Me había acostumbrado a llegar tarde tanto como a medir todo con la palabra «casi», y fue sentada frente a Erin que supe que debía pagar la factura de la impuntualidad. El suelo, a los costados de la silla, estaba lleno de cáscaras de mi esmalte para uñas color azul eléctrico. Intenté ocultarlo empujándolos bajo el escritorio con las botas, fallando en el intento. Estaban adheridos a la cerámica como chicles en las gradas del gimnasio, pero terminé por usar el viejo truco de «fíngelo hasta que te lo creas», y fingí ignorarlo al tiempo que escuchaba a Erin hablar sobre lo que la rectora le comentó sobre mí.

Dijo que estaba bastante «consternada» ante mi repentina serie de impuntualidades e inasistencias habiendo cumplido una racha casi impecable durante todos estos años. También dijo que la detención era ciertamente irreversible en un caso como aquel, pero que se «sentía en la necesidad de hacerme saber su inquietud en lo que respecta a la situación». Además, dijo que era un acto de empatía el no haber citado a mi padre primero, lo cual no entendí, porque mi papá no es de los que golpean a sus hijos, y me sentí triste por la posibilidad de que ella pensara eso de él. Luego continuó con su basura emocional protocolar de consejera.

Lo que no sé y dudo saber alguna vez es por qué carajo dije lo que dije después.

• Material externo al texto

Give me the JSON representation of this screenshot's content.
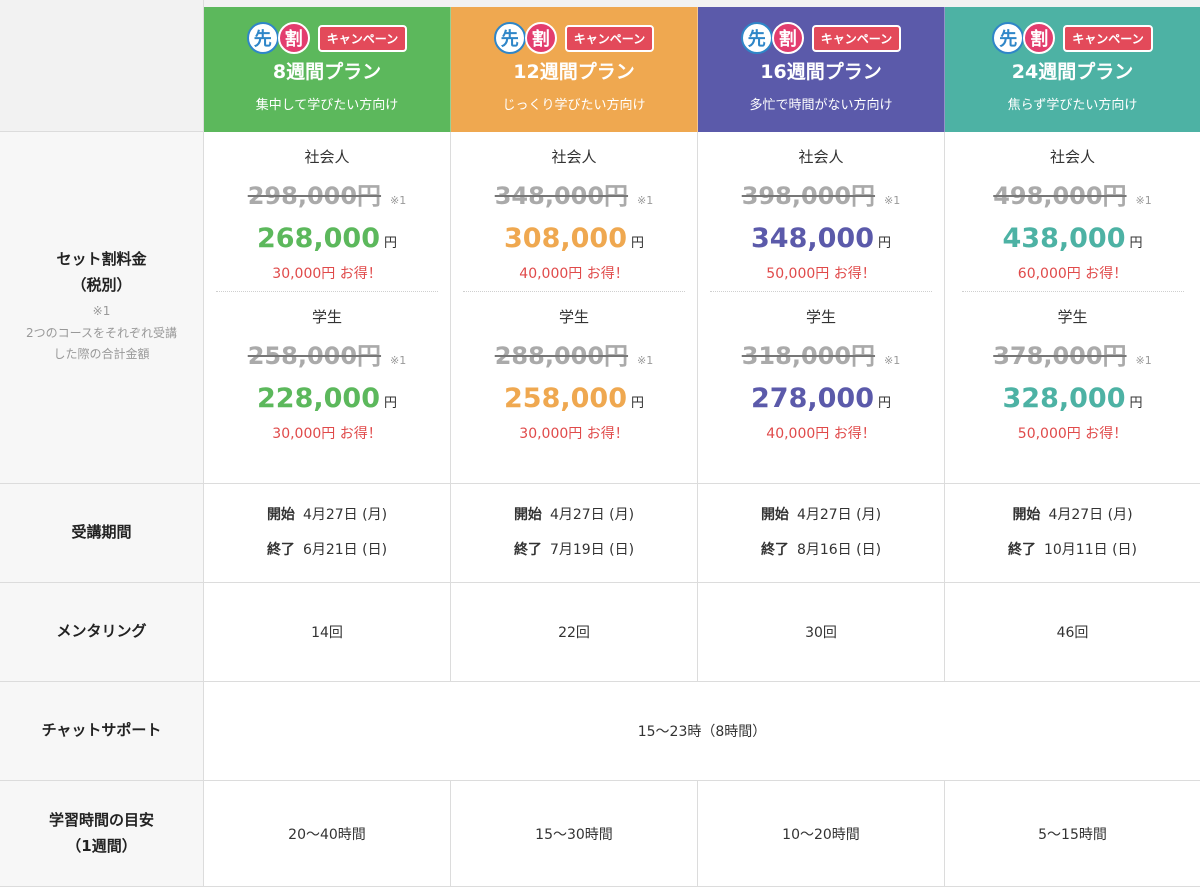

—A veces quisiera desaparecer —fue lo que dije y no sé por qué. Cristo. Juro que no sé por qué hice eso. Me retracté de la elección de palabras en el momento que alzó ambas cejas—. No, no quiero matarme, por Dios —aunque sí lo había pensado, pero no tan seriamente. Además, era consciente de que mencionarlo alargaría la charla y tenía premura por salir de allí. En serio no tenía motivos para decir eso. Jesús. El resto fue puro parloteo—. Me gusta estar viva, pero a veces es demasiado. Más bien, me asusta la muerte, ¿sabes? Me asusta estar pétrea y no ver, ni oír, ni sentir, ni oler...

—Quieres ser un fantasma: estar allí, pero al mismo tiempo no.

—Sí. Exacto.

«Exacto». Era puro parloteo. Porque yo no hablo, habrás notado. Yo parloteo. Mi padre siempre me lo ha dicho. Y es que por lo general, cuando alguien me pregunta algo, incluso conociéndome, es notable que mis divagaciones que poco constatan una respuesta directa a la consulta no son suficientes para satisfacer las expectativas del consultante; y aquello deriva en dos cosas: humillación y arrepentimiento.

Ah. «Humillación».

—¿Puedes describir esa perspectiva deseada en una oración con adjetivos?

Volví a mordisquearme el tubérculo del labio. ¿Cuáles eran los adjetivos? «Jesucristo, Beverly, es lengua de primaria»... Erin esperaba la respuesta con la cabeza gacha hacia el cuaderno con diligencia, pero con la mirada apuntando directo a mí, que en lugar de centrarme en qué contestar, ahora trataba de imaginar el contenido de aquellas hojas de «anotaciones».